# Looking for a BJJ school



## Elfan (Apr 7, 2003)

I'm looking for a BJJ school in the Acton Mass. area. (suburb of Boston).  I was unable to find a school directory like kenponet has for Kenpo schools.  Does anyone have any reccmendations?

My main interst in grapling, so it doesn't have to be a BJJ school.  If any one kows of some guys who are good in the ground in the area that would be just as good.


----------



## James Kovacich (Apr 8, 2003)

> _Originally posted by Elfan _
> *I'm looking for a BJJ school in the Acton Mass. area. (suburb of Boston).  I was unable to find a school directory like kenponet has for Kenpo schools.  Does anyone have any reccmendations?
> 
> My main interst in grapling, so it doesn't have to be a BJJ school.  If any one kows of some guys who are good in the ground in the area that would be just as good. *



You'll probebly have to go into Boston. I practiced with a guy that was visiting Ca. and who was a BJJ student in Boston. I can't remember his scool. but it was in Boston.

Try this link:

http://www.bbjiujitsu.com/


----------



## Elfan (Apr 11, 2003)

Was the person you trained with in CA from "Boston BJJ" or did you find that site from the web?


----------



## James Kovacich (Apr 11, 2003)

> _Originally posted by Elfan _
> *Was the person you trained with in CA from "Boston BJJ" or did you find that site from the web? *



He was a resident of Boston and visiting his brother in Ca. I can't remember the school that he said he was from in Boston.

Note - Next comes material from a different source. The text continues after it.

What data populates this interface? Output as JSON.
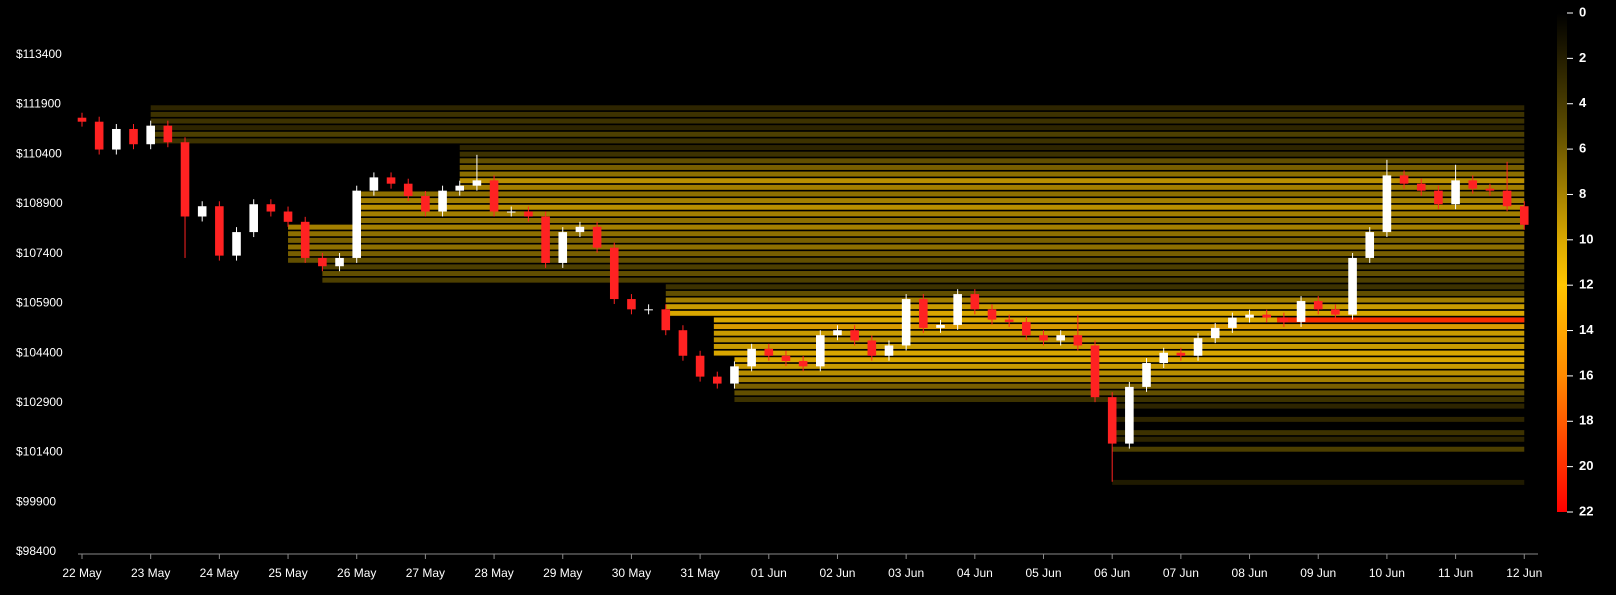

I did get that link off of the web.


----------



## A.R.K. (Apr 19, 2003)

I would recommend catch-as-catch-can submission wrestling. In my humble opinion it is superior to BJJ. Karl Gotch trained Matt Fury who in turn trained one of the Deputies on my shift. We cross train each other. Catch is brutal!

For example, they will not even teach you techique one until you can do 500 Hindu Squats, 250 Hindu push-ups and hold a back bridge with hands folded over your chest/nose to mat for 3 minutes. Then and only then are you ready to train. 

Throw in my favorites...the handstand push-up and dynamic tension exercises like the tiger-claw, curl, whisking arm and palm press and you've got a well round butt kicking workout. 

Bottom line, I recommend catch wrestling if available if not then settle for BJJ. 

Good luck.
:asian:


----------



## twinkletoes (May 26, 2003)

I have met and rolled with guys from Boston BJJ and they are fantastic.  Go there if you have the chance--everyone I've met was also really classy to work with.

~Chris


----------



## Old Fat Kenpoka (May 27, 2003)

BJJ school directories:

BJJ.ORG
NHBGear.com visit the forum page.


----------